Fig. 5. Ileal Btnl2-KO γδ IELs exhibit more diverse TRGV repertoire compared to ileal WT γδ IELs.

γδ IELs from the duodenum, jejunum, and the ileum of cohoused 11-week-old Btnl2-KO and WT littermates (n = 3–4/genotype, a pool of 2 mice, each) were sort-purified as CD45 + TCRβ-TCRγδ + cells. Two-thirds of each sample were processed for deep bulk RNA sequencing and one-third of each sample was pooled per genotype per segment and used for single-cell sorting and single-cell TCR sequencing. γδ IELs from duodenum, jejunum, and ileum of cohoused 11-week-old Btnl2-KO and WT littermates (n = 8 mice, each) were single-cell sorted and single-cell TCR sequencing analysis of TCR Vγ and TCR Vδ chain usage and CDR3 aminoacid sequences was performed. a TRGV*J and TRDV*J gene usage in Btnl2-KO and WT γδ IELs. ND not detected. b Top-Diversity estimates for TRG only CDR3 aminoacid sequences in Btnl2-KO and WT γδ IELs.

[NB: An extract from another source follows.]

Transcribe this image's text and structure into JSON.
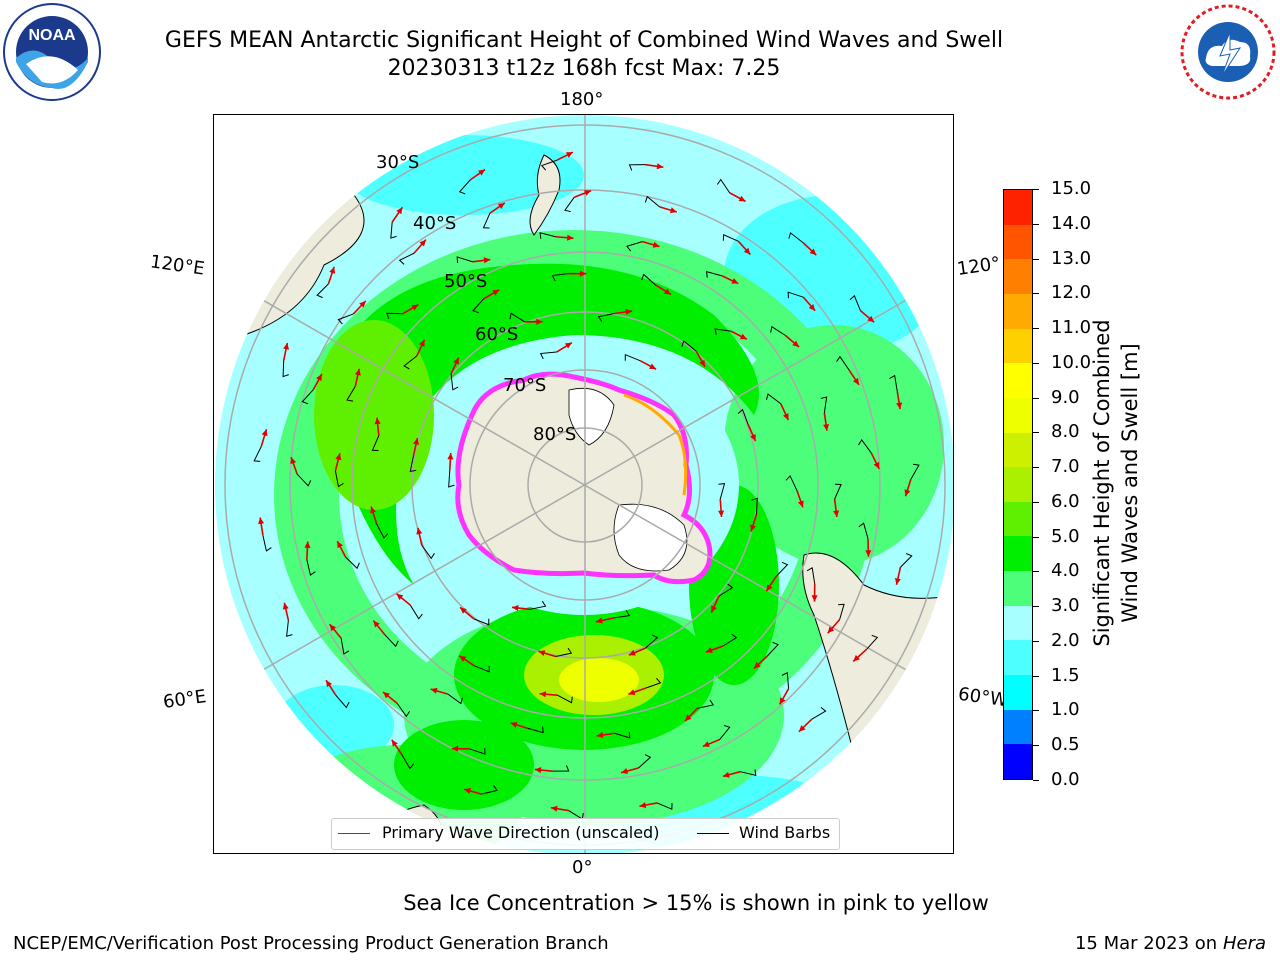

Shaded areas indicate the 95% confidence interval by 50 bootstrap replicates. Bottom-TRG diversity estimates at interpolation point 3500, where p value is derived from t-test based on 50 bootstrap replicates. c Diversity estimates for TRD only and paired TRG and TRD CDR3 aminoacid sequences, respectively, in ileal Btnl2-KO and WT γδ IELs. Shaded areas indicate the 95% confidence interval by 50 bootstrap replicates. d Diversity 50 (D50) index represented as the number of top unique clones that comprise 50% of the TRGV and TRDV repertoires, respectively, normalized to the total number of unique clones of duodenal, jejunal and ileal Btnl2-KO and WT γδ IELs.